Why does Maada Bio prioritize protecting Europe's most wanted drug lord when it does nothing to enhance the safety, strength, or prosperity of Sierra Leone?


Sierra Leoneans woke up this weekend to news from Europol headquarters in The Hague, Netherlands, indicating that a cocaine kingpin, Jos Leijdekkers, is reportedly hiding in Sierra Leone under high-level protection.

Numerous news reports, images, and accounts reveal the role Sierra Leone plays as a transshipment point for large volumes of Latin American cocaine heading to Europe.

Leijdekkers, who is Dutch, was sentenced in absentia to 24 years in prison on June 25 by a Rotterdam court for smuggling over 7 tons of cocaine.

"It is the highest priority of police and prosecutors to get him to the Netherlands to serve his sentence. We are doing everything we can in that regard," stated Wim de Bruin, a Dutch prosecutors' office spokesman.

Videos and photos from a church mass on January 1, 2025, show Leijdekkers, 33, sitting two rows behind Sierra Leone's President Julius Maada Bio, next to a woman believed to be Agnes Bio, the president's relative.

The mass occurred at St. Joseph's Catholic Church in the president's hometown in southern Sierra Leone.

Leijdekkers is listed as one of Europol's most wanted criminals. 

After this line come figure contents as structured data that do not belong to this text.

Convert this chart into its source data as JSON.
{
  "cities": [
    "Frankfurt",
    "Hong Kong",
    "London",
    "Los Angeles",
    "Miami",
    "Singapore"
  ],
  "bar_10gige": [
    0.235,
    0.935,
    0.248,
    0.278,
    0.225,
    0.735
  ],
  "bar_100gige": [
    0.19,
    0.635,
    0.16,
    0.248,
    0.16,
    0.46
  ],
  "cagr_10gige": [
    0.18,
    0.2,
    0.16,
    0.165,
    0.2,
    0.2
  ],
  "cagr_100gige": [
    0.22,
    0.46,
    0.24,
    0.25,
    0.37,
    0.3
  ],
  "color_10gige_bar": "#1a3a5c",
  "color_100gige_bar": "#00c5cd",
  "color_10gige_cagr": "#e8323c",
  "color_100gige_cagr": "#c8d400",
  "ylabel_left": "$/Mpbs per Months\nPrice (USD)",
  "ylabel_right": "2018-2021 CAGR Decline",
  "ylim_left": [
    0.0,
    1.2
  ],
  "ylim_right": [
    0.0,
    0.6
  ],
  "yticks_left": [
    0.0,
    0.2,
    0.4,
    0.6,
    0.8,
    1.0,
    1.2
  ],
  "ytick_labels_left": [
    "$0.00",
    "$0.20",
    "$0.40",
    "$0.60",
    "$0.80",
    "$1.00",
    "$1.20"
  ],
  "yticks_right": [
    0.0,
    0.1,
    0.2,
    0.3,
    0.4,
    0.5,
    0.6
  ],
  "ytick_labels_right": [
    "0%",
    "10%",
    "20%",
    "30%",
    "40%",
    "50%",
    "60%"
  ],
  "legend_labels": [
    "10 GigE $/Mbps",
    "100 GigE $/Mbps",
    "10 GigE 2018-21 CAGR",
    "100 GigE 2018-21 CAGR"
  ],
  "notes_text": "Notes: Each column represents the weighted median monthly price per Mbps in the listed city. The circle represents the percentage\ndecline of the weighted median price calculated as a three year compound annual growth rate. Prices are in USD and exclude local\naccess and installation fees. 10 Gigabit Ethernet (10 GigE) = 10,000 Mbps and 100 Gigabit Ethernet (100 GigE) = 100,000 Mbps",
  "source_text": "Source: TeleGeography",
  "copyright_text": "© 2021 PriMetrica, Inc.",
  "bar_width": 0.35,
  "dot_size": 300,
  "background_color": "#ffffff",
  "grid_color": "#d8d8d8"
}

In a September 4 update on the wanted notice for him, Dutch police identified him as "one of the key players in international cocaine trafficking."

They noted that the 7,000 kg of confiscated cocaine shipments related to his 2024 conviction likely represented only a fraction of his operations.

Dutch police indicated that Leijdekkers "has probably been laundering tens of millions of euros and hundreds of kilos of gold earned from the cocaine trade."

Over the past two decades, West Africa has emerged as a significant transit point for large volumes of cocaine smuggled from Latin America to Europe, with several notable seizures of the drug.

Last year, members of a UK-based crime group were imprisoned for attempting to smuggle 1.3 tons of cocaine, valued at 140 million pounds, into the UK from Sierra Leone. 

Does this situation make Sierra Leone safer? Stronger? More prosperous?